Some spoilers ahead!

Pixar films aren’t afraid to confront death. In Onward, the death happens offscreen, and is particularly tragic. A husband and father succumbs to an illness that left him bedridden in the hospital. There’s no magic in that, but a cold reality. He leaves behind his wife and two children: one of them only has faint memories of him; the other has none. This man is Wilden Lightfoot. He studied magic and acquired a phoenix gem that allowed him to create a visitation spell. Its purpose was for him to meet his sons. Ian and Barley recite the spell, but it’s Ian who has the true gift of magic and so he’s able to conjure Wilden. However, it’s only his bottom half that appears.
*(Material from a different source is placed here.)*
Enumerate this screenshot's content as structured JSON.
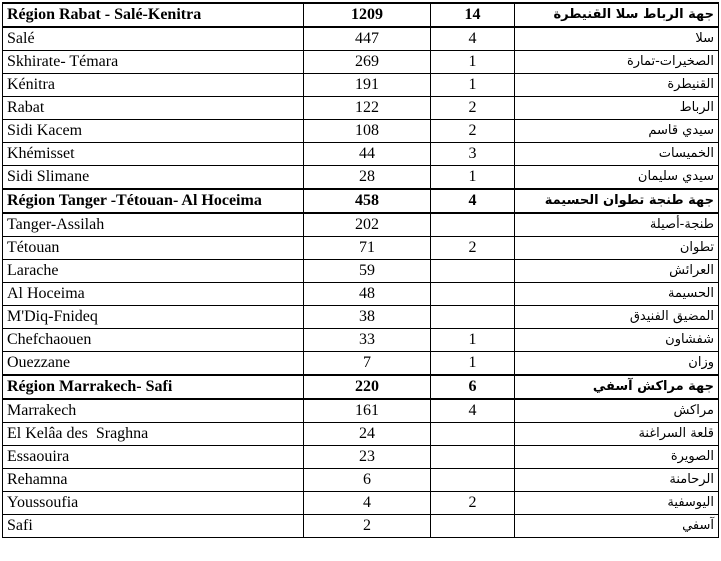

Now this might just seem like a clever gag, but as one of my good friends noted, it’s a lot more meaningful when you consider how Ian only knows a fragment of his father. It’s also worth pointing out that Ian resembles Wilden, who he never knew; he also doesn’t quite know who he is. Barley takes after their mother Laurel and is fairly confident.

Ian and Barley are wonderful! They continue the tradition of male Pixar characters with authentic and good masculinity. Our Pixar heroes never use force or strength to bully weaker people; the majority of them are softhearted and vulnerable; and they also show a version of fatherhood that all men should seek to emulate. Barley joins Woody, Bob Parr, Sulley, Doc Hudson, Carl, Marlin, Hector, Arlo/Poppa, and Chef Gusteau as flawed, but noble dads and father figures. He’s never bitter or jealous of Ian’s magical abilities. Instead, he believes in him so fiercely and refuses to give up on him.

And Barley is full of wisdom. When Ian is driving, terrified to merge into traffic, tiny Barley yells in his tinny voice: “You’ll never be ready! Merge!” That’s sound advice no matter what we might be facing. During the trust bridge sequence, Ian falls into the bottomless chasm, but Barley assures him: “Now you know the worst that can happen. So there’s nothing to be scared of.”

At the conclusion of their perilous adventure, the brothers and Laurel must battle a dragon. The visitation spell is finally completed, but it’s only Barley who is reunited with Wilden. Ian sacrifices the chance to meet his father so that Barley can say a proper goodbye. Before Wilden died, Barley was supposed to say goodbye, but he was too afraid. And it’s such a heartbreaking moment, when he describes seeing his father in the hospital hooked up to a lot of tubes. From that moment on, he vowed to never be afraid again. And he made good on that promise. We see the events of the film through Ian’s eyes and never get to meet Wilden either. It’s a bit disappointing, but was the best story decision. Ian realized that Barley was the father he never had. I don’t think it’s a coincidence either that Barley is constantly underestimated by the other characters, including Ian. He has a passion for roleplay games and is considered a screw up. But those things don’t define him; his love does.

It’s nice that people are finally waking up to how damaging a lie it is to be defined by your achievements. Onward, like Monsters University, embodies this message. There’s nothing wrong with ambition, but there’s nothing necessarily wrong with a lack of it either. So Barley doesn’t have grand plans for his life; so what? Maybe sharing his life with Ian is the grand plan after all.